I agree. I equally enjoy central heat as well. My family burned wood when I was a kid. Part of the house was always closed off in the winter, and if you were gone all day, the house was cold coming in. I enjoy evenly heated rooms and the ability to keep it warm all the time.
 
herofan said:
backhoeboogie said:
herofan said:
Technology has made life much more comfortable these days,

I especially like air conditioning. When the stores got it we appreciated shopping. Being in the path of an oscillating fan at school was the desired location then they got A/C too. Shade trees just don't have the value they used to have. Everyone goes inside now. They used to head out under the shade tree and enjoy any breeze that existed.

I agree. I equally enjoy central heat as well. My family burned wood when I was a kid.

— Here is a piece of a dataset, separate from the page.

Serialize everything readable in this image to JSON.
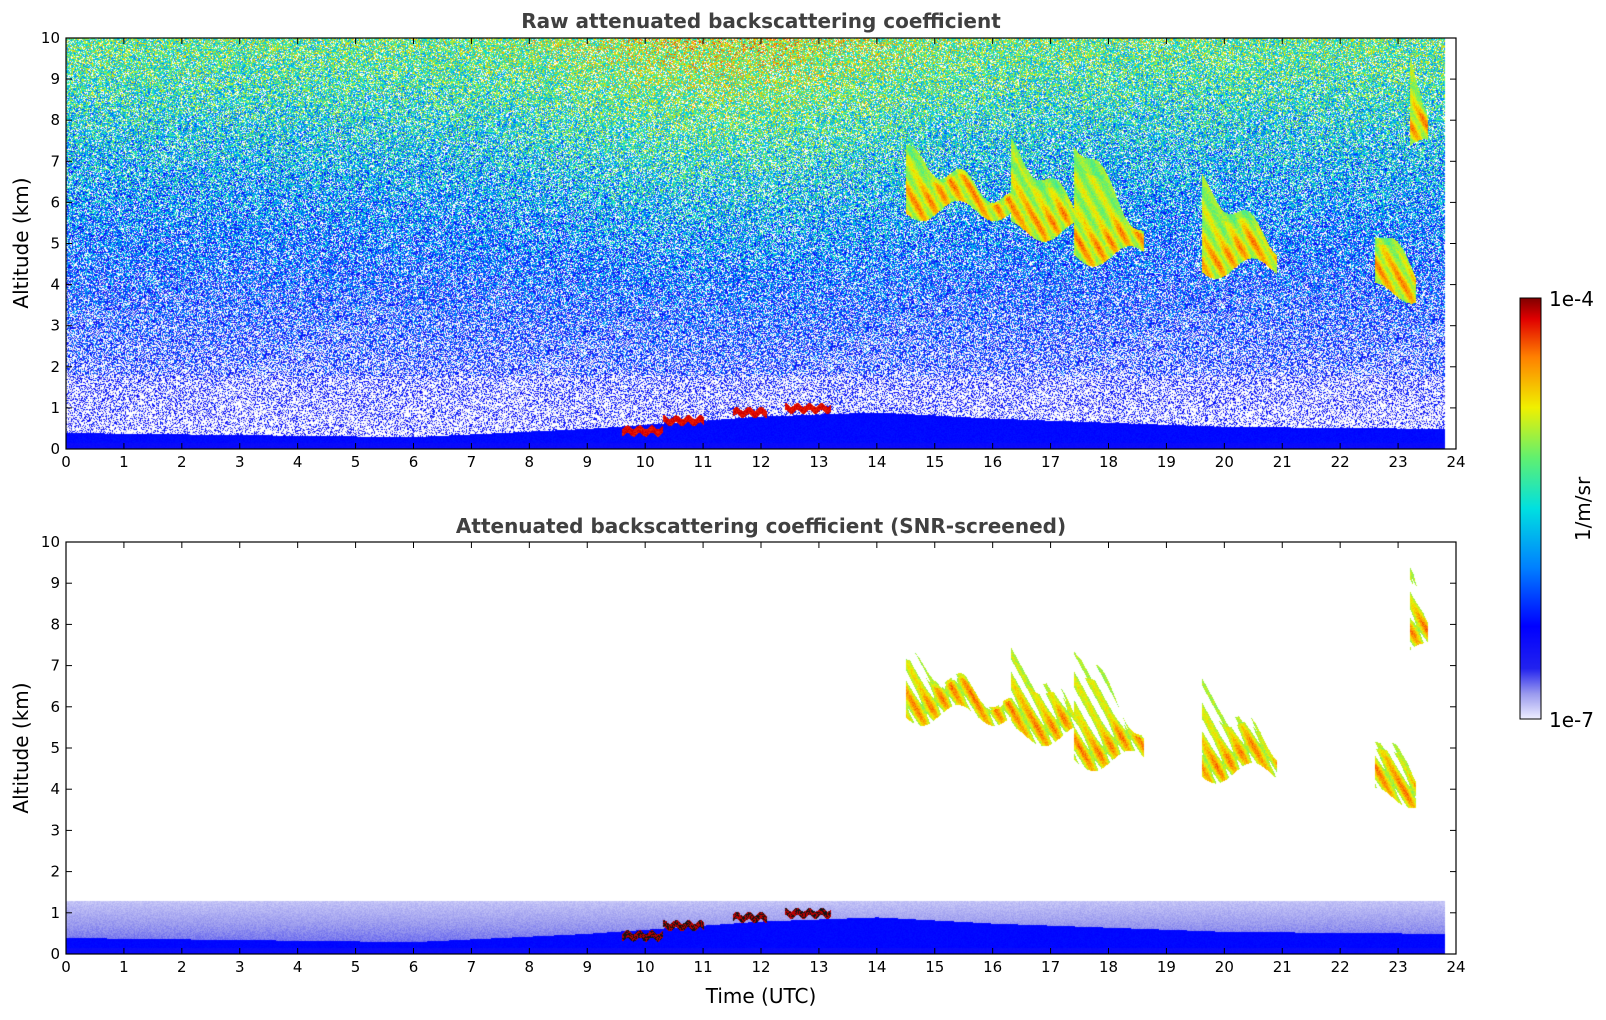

Part of the house was always closed off in the winter, and if you were gone all day, the house was cold coming in. I enjoy evenly heated rooms and the ability to keep it warm all the time.
As my dad tore out his fireplace he said "I have split my last dam stick of wood". :nod:
 
Bring back Tastee Freeze. Fifty flavors of milkshakes and they were like homemade ice cream. I never did get through all the flavors. Had my favorites, some I'd probably never have tried in a hundred years.
 
I hat central heat. It's actually warm but the 'warmth' is missing, if you understand what I mean.
I lived in a tiny house before I had this one built and while I was cleaning up my father's estate..he was a bonafide hoarder. Only heat was a wood stove, but that was plenty, considering the livingroom was 9X18 and only one bedroom. I had already taken the heater out when I took this picture, but you can see where it sat..bedroom is off to the right. It was definitely a different kind of warm than my central unit provides now, and I kinda miss that heat. Don't miss the splitting or hauling tho.
About 2 years after we had moved out of it:

House outside measured 20 x 30. I put a porch on it and the sq footage increased by about 1/3.